Sri Lanka’s many harbors and its location amidst major shipping routes bestow strategic importance on the island nation and have also made it one of the many sites where India and China are competing for influence.
In an effort by Sri Lankan President Maithripala Sirisena’s government to increase cooperation with China, the country’s prime minister visited Beijing last week, the first visit to China since Sri Lanka’s current government was formed in January 2015.
As China forges ahead with Silk Road trade and development initiatives in countries across South and Southeast Asia, Sri Lanka included, India faces unwelcome economic competition from China.
“The Indian reaction has not been enthusiastic,” said Walter Andersen, Administrative Director of South Asia Studies Program at Johns Hopkins School of Advanced International Studies.
Sri Lanka has a history of moving back and forth between Chinese and Indian spheres of influence.
The previous government under President Mahinda Rajapaksa moved away from India’s influence and became increasingly open to Chinese involvement, whereas the Sirisena administration publically shifted away from China, which it saw as exploitative, and began strengthening ties once again with India.
However, the strategy appears to be changing again. Sirisena’s government had halted a $1.4 billion Chinese investment project to develop a port city in Colombo. But at last week’s meeting in Beijing, Sri Lankan officials sought to improve relations between the two countries by moving forward on free trade and investment cooperation.
But Andersen cautions, “Relationships are not smoothed over by one single visit.”

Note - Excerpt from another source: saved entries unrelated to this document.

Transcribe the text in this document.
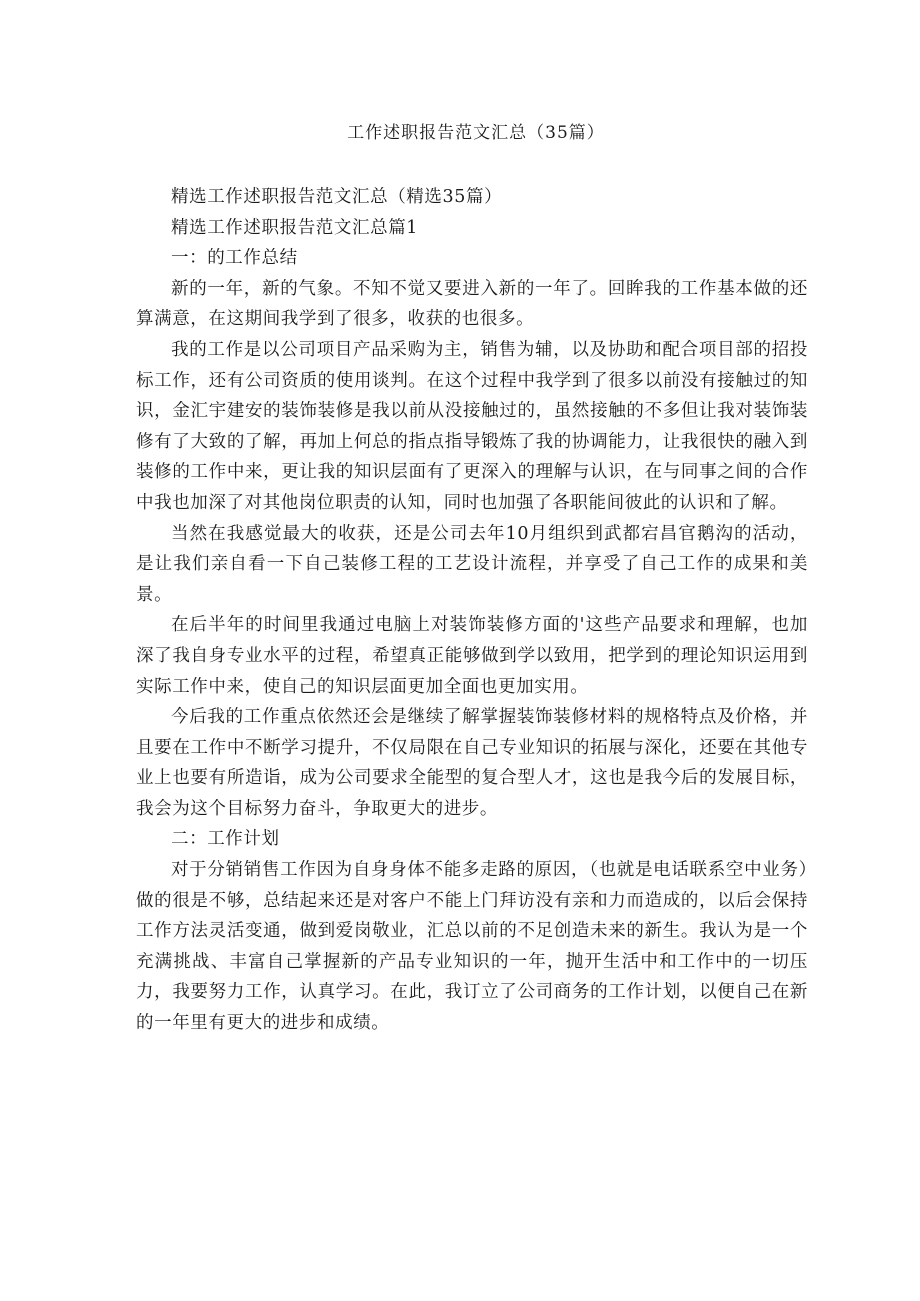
工作述职报告范文汇总（35篇）

精选工作述职报告范文汇总（精选35篇）

精选工作述职报告范文汇总篇1

一：的工作总结

新的一年，新的气象。不知不觉又要进入新的一年了。回眸我的工作基本做的还算满意，在这期间我学到了很多，收获的也很多。

我的工作是以公司项目产品采购为主，销售为辅，以及协助和配合项目部的招投标工作，还有公司资质的使用谈判。在这个过程中我学到了很多以前没有接触过的知识，金汇宇建安的装饰装修是我以前从没接触过的，虽然接触的不多但让我对装饰装修有了大致的了解，再加上何总的指点指导锻炼了我的协调能力，让我很快的融入到装修的工作中来，更让我的知识层面有了更深入的理解与认识，在与同事之间的合作中我也加深了对其他岗位职责的认知，同时也加强了各职能间彼此的认识和了解。

当然在我感觉最大的收获，还是公司去年10月组织到武都宕昌官鹅沟的活动，是让我们亲自看一下自己装修工程的工艺设计流程，并享受了自己工作的成果和美景。

在后半年的时间里我通过电脑上对装饰装修方面的'这些产品要求和理解，也加深了我自身专业水平的过程，希望真正能够做到学以致用，把学到的理论知识运用到实际工作中来，使自己的知识层面更加全面也更加实用。

今后我的工作重点依然还会是继续了解掌握装饰装修材料的规格特点及价格，并且要在工作中不断学习提升，不仅局限在自己专业知识的拓展与深化，还要在其他专业上也要有所造诣，成为公司要求全能型的复合型人才，这也是我今后的发展目标，我会为这个目标努力奋斗，争取更大的进步。

二：工作计划

对于分销销售工作因为自身身体不能多走路的原因，（也就是电话联系空中业务）做的很是不够，总结起来还是对客户不能上门拜访没有亲和力而造成的，以后会保持工作方法灵活变通，做到爱岗敬业，汇总以前的不足创造未来的新生。我认为是一个充满挑战、丰富自己掌握新的产品专业知识的一年，抛开生活中和工作中的一切压力，我要努力工作，认真学习。在此，我订立了公司商务的工作计划，以便自己在新的一年里有更大的进步和成绩。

On Saturday, the two countries officially announced the resumption of the controversial Colombo port city project, indicating that relations are warming slightly – despite serious losses incurred by the state-controlled China Communications Construction Co. when the project was delayed.
The port city project entails a significant investment from China with the construction of hotels, offices, and shopping centers on more than 550 acres of reclaimed land. The project was halted over claims of suspected corruption, questions of land ownership, and concerns that development will harm the environment and destroy local fishing industries.
According to a Bloomberg report, a few amendments were made to the plans that allowed the project to resume. These include applying a 99-year lease to the land rather than allowing China complete ownership and ensuring that Sri Lanka’s government has a role in managing the project.
However, the debate is far from over as protests continue in Sri Lanka among those who think the amendments are not adequate.
China’s proposal to upgrade the Sri Lankan port city falls in line with the county’s long-standing policy of increasing its presence in the Indian Ocean region.
India’s concerns about having a Chinese-built port city in its “backyard” were exasperated when a Chinese submarine docked at Colombo in 2014.
China’s territorial claims and military build-up in the South China Sea have prompted India to align itself with Japan in opposition to what India considers a potential threat to maritime security.
Other issues, such as the unresolved territorial disputes, which led to China’s invasion of India in 1962, and the biggest geopolitical threat in the eyes of India – China’s increasing closeness with Pakistan – also have the potential to derail relations between these two rising Asian powers.
“India in the long term, looks to itself as the dominant regional power in South Asia and it sees itself as surrounded by states that have, from an Indian point of view, too close a relationship with China – such as Pakistan,” said Karl Jackson, an expert in Southeast Asia at Johns Hopkins School of Advanced International Studies.
Sri Lanka is just one of many countries neighboring India with which China has recently made an effort to increase diplomatic and economic ties; Nepal, Bangladesh, and Myanmar are some of the other nations.
“Each of the Southeast Asian countries is stuck between India on the one hand, which is emerging, and China on the other, which is a little farther down the line towards fully emerging. But they are two very different countries,” Jackson said.
China is not alone in its efforts to expand its regional influence.
“The Indians have their own plans to have connectivity in Southeast Asia, and they are moving briskly ahead on that,” said Anderson.
For example, India is in the process of building rail connections from eastern India to Myanmar, Thailand, and Vietnam.
“The trade relationship between India and these countries is also at a rather significant increase,” Andersen added. “China still has more, but the gap is closing.”
In Sri Lanka however, China seems to be surging ahead with rapidly expanding trade and travel. Sri Lanka's overall trade with China increased by 12 percent in 2015, with Sri Lanka’s exports to China increasing by 69 percent, according to the Sri Lanka Department of Commerce. And China recently surpassed India as the largest source of visitors to Sri Lanka.
Though Sri Lanka’s current government may prefer India, China represents a huge source of investment for Sri Lanka. The island nation’s growing fiscal deficit and depleted reserves have forced the country to seek outside help. In other words, the Sri Lankan Prime Minister may have made the trek to China last week more out of necessity than choice.